Regarding the possibility of taking another job, Kirkpatrick, who has maintained public silence about her plans, yesterday said in a telephone interview:
"Sometime in late December after the U.N. General Assembly is concluded, I expect to sit down with the president and make my report to him. I will tell him that I'm prepared to stay on at the U.N. into next year until my successor has been picked and there has been an orderly succession.
"But I will also make clear that I'm not unhappy about the prospect of returning to private life. As to staying in government, I would do so only if the president persuaded me that there was an opportunity to make a significant contribution to his administration in the foreign affairs field."
There have been suggestions that she might be named ambassador to France or Israel or be given a specially created post as adviser to the president.
This week, there also were rumors that she might replace Casey at the CIA.
However, the sources familiar with Kirkpatrick's views said she regarded most of these proposals as attempts to push her out of the policy-making mainstream. Sources said some administration officials had made a concerted effort to convince Kirkpatrick that she would be an ideal replacement for Evan G. Galbraith at the U.S. Embassy in Paris.
The sources also said Kirkpatrick regarded the rumors about the CIA as a "disinformation tactic" started by her foes on the White House staff as a way to drive a wedge between her and Casey, who intends to stay on at the CIA.

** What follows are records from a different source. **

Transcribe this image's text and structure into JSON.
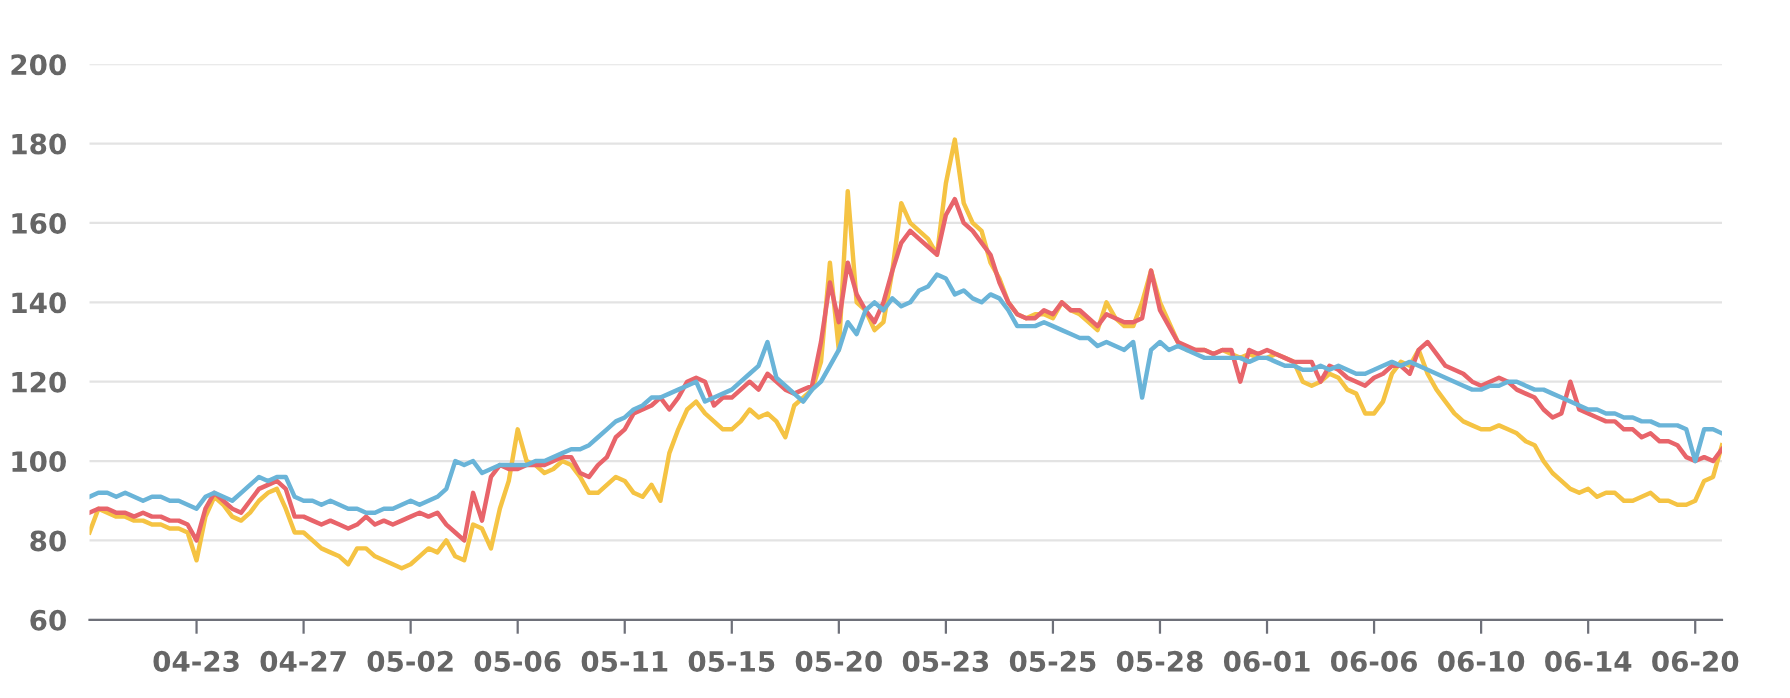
{
  "chart_data": {
    "type": "line",
    "categories": [
      null,
      null,
      null,
      null,
      null,
      null,
      null,
      null,
      null,
      null,
      null,
      null,
      "04-23",
      null,
      null,
      null,
      null,
      null,
      null,
      null,
      null,
      null,
      null,
      null,
      "04-27",
      null,
      null,
      null,
      null,
      null,
      null,
      null,
      null,
      null,
      null,
      null,
      "05-02",
      null,
      null,
      null,
      null,
      null,
      null,
      null,
      null,
      null,
      null,
      null,
      "05-06",
      null,
      null,
      null,
      null,
      null,
      null,
      null,
      null,
      null,
      null,
      null,
      "05-11",
      null,
      null,
      null,
      null,
      null,
      null,
      null,
      null,
      null,
      null,
      null,
      "05-15",
      null,
      null,
      null,
      null,
      null,
      null,
      null,
      null,
      null,
      null,
      null,
      "05-20",
      null,
      null,
      null,
      null,
      null,
      null,
      null,
      null,
      null,
      null,
      null,
      "05-23",
      null,
      null,
      null,
      null,
      null,
      null,
      null,
      null,
      null,
      null,
      null,
      "05-25",
      null,
      null,
      null,
      null,
      null,
      null,
      null,
      null,
      null,
      null,
      null,
      "05-28",
      null,
      null,
      null,
      null,
      null,
      null,
      null,
      null,
      null,
      null,
      null,
      "06-01",
      null,
      null,
      null,
      null,
      null,
      null,
      null,
      null,
      null,
      null,
      null,
      "06-06",
      null,
      null,
      null,
      null,
      null,
      null,
      null,
      null,
      null,
      null,
      null,
      "06-10",
      null,
      null,
      null,
      null,
      null,
      null,
      null,
      null,
      null,
      null,
      null,
      "06-14",
      null,
      null,
      null,
      null,
      null,
      null,
      null,
      null,
      null,
      null,
      null,
      "06-20",
      null,
      null,
      null
    ],
    "series": [
      {
        "color": "#f5c343",
        "values": [
          82,
          88,
          87,
          86,
          86,
          85,
          85,
          84,
          84,
          83,
          83,
          82,
          75,
          86,
          91,
          89,
          86,
          85,
          87,
          90,
          92,
          93,
          88,
          82,
          82,
          80,
          78,
          77,
          76,
          74,
          78,
          78,
          76,
          75,
          74,
          73,
          74,
          76,
          78,
          77,
          80,
          76,
          75,
          84,
          83,
          78,
          88,
          95,
          108,
          100,
          99,
          97,
          98,
          100,
          99,
          96,
          92,
          92,
          94,
          96,
          95,
          92,
          91,
          94,
          90,
          102,
          108,
          113,
          115,
          112,
          110,
          108,
          108,
          110,
          113,
          111,
          112,
          110,
          106,
          114,
          116,
          118,
          125,
          150,
          128,
          168,
          140,
          138,
          133,
          135,
          148,
          165,
          160,
          158,
          156,
          152,
          170,
          181,
          165,
          160,
          158,
          150,
          146,
          140,
          137,
          136,
          137,
          137,
          136,
          140,
          138,
          137,
          135,
          133,
          140,
          136,
          134,
          134,
          140,
          148,
          140,
          135,
          130,
          128,
          128,
          128,
          127,
          128,
          127,
          126,
          127,
          126,
          126,
          127,
          126,
          125,
          120,
          119,
          120,
          122,
          121,
          118,
          117,
          112,
          112,
          115,
          122,
          125,
          124,
          128,
          122,
          118,
          115,
          112,
          110,
          109,
          108,
          108,
          109,
          108,
          107,
          105,
          104,
          100,
          97,
          95,
          93,
          92,
          93,
          91,
          92,
          92,
          90,
          90,
          91,
          92,
          90,
          90,
          89,
          89,
          90,
          95,
          96,
          104
        ]
      },
      {
        "color": "#e8646a",
        "values": [
          87,
          88,
          88,
          87,
          87,
          86,
          87,
          86,
          86,
          85,
          85,
          84,
          80,
          88,
          92,
          90,
          88,
          87,
          90,
          93,
          94,
          95,
          93,
          86,
          86,
          85,
          84,
          85,
          84,
          83,
          84,
          86,
          84,
          85,
          84,
          85,
          86,
          87,
          86,
          87,
          84,
          82,
          80,
          92,
          85,
          96,
          99,
          98,
          98,
          99,
          99,
          99,
          100,
          101,
          101,
          97,
          96,
          99,
          101,
          106,
          108,
          112,
          113,
          114,
          116,
          113,
          116,
          120,
          121,
          120,
          114,
          116,
          116,
          118,
          120,
          118,
          122,
          120,
          118,
          117,
          118,
          119,
          130,
          145,
          135,
          150,
          142,
          138,
          135,
          140,
          148,
          155,
          158,
          156,
          154,
          152,
          162,
          166,
          160,
          158,
          155,
          152,
          145,
          140,
          137,
          136,
          136,
          138,
          137,
          140,
          138,
          138,
          136,
          134,
          137,
          136,
          135,
          135,
          136,
          148,
          138,
          134,
          130,
          129,
          128,
          128,
          127,
          128,
          128,
          120,
          128,
          127,
          128,
          127,
          126,
          125,
          125,
          125,
          120,
          124,
          123,
          121,
          120,
          119,
          121,
          122,
          124,
          124,
          122,
          128,
          130,
          127,
          124,
          123,
          122,
          120,
          119,
          120,
          121,
          120,
          118,
          117,
          116,
          113,
          111,
          112,
          120,
          113,
          112,
          111,
          110,
          110,
          108,
          108,
          106,
          107,
          105,
          105,
          104,
          101,
          100,
          101,
          100,
          103
        ]
      },
      {
        "color": "#6ab4d8",
        "values": [
          91,
          92,
          92,
          91,
          92,
          91,
          90,
          91,
          91,
          90,
          90,
          89,
          88,
          91,
          92,
          91,
          90,
          92,
          94,
          96,
          95,
          96,
          96,
          91,
          90,
          90,
          89,
          90,
          89,
          88,
          88,
          87,
          87,
          88,
          88,
          89,
          90,
          89,
          90,
          91,
          93,
          100,
          99,
          100,
          97,
          98,
          99,
          99,
          99,
          99,
          100,
          100,
          101,
          102,
          103,
          103,
          104,
          106,
          108,
          110,
          111,
          113,
          114,
          116,
          116,
          117,
          118,
          119,
          120,
          115,
          116,
          117,
          118,
          120,
          122,
          124,
          130,
          121,
          119,
          117,
          115,
          118,
          120,
          124,
          128,
          135,
          132,
          138,
          140,
          138,
          141,
          139,
          140,
          143,
          144,
          147,
          146,
          142,
          143,
          141,
          140,
          142,
          141,
          138,
          134,
          134,
          134,
          135,
          134,
          133,
          132,
          131,
          131,
          129,
          130,
          129,
          128,
          130,
          116,
          128,
          130,
          128,
          129,
          128,
          127,
          126,
          126,
          126,
          126,
          126,
          125,
          126,
          126,
          125,
          124,
          124,
          123,
          123,
          124,
          123,
          124,
          123,
          122,
          122,
          123,
          124,
          125,
          124,
          125,
          124,
          123,
          122,
          121,
          120,
          119,
          118,
          118,
          119,
          119,
          120,
          120,
          119,
          118,
          118,
          117,
          116,
          115,
          114,
          113,
          113,
          112,
          112,
          111,
          111,
          110,
          110,
          109,
          109,
          109,
          108,
          100,
          108,
          108,
          107
        ]
      }
    ],
    "ylim": [
      60,
      200
    ],
    "yticks": [
      60,
      80,
      100,
      120,
      140,
      160,
      180,
      200
    ],
    "grid": "y",
    "legend": false,
    "marker": "none",
    "line_style": "solid"
  }
}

As for the idea of becoming a special presidential counselor, the sources recalled that Reagan offered her that opportunity last year after she failed to get the NSC job and that she refused it.
They predicted that if the offer were renewed, she would decline again.
Thus, the sources said, while there is no sure way of predicting what will happen when Kirkpatrick sits down to talk with Reagan, they believe that if the NSC post is unattainable, she will return to private life, seeking to maintain influence through articles and lectures and waiting to see what happens a year or two down the road when some of those who oppose her most vehemently may no longer be in the administration.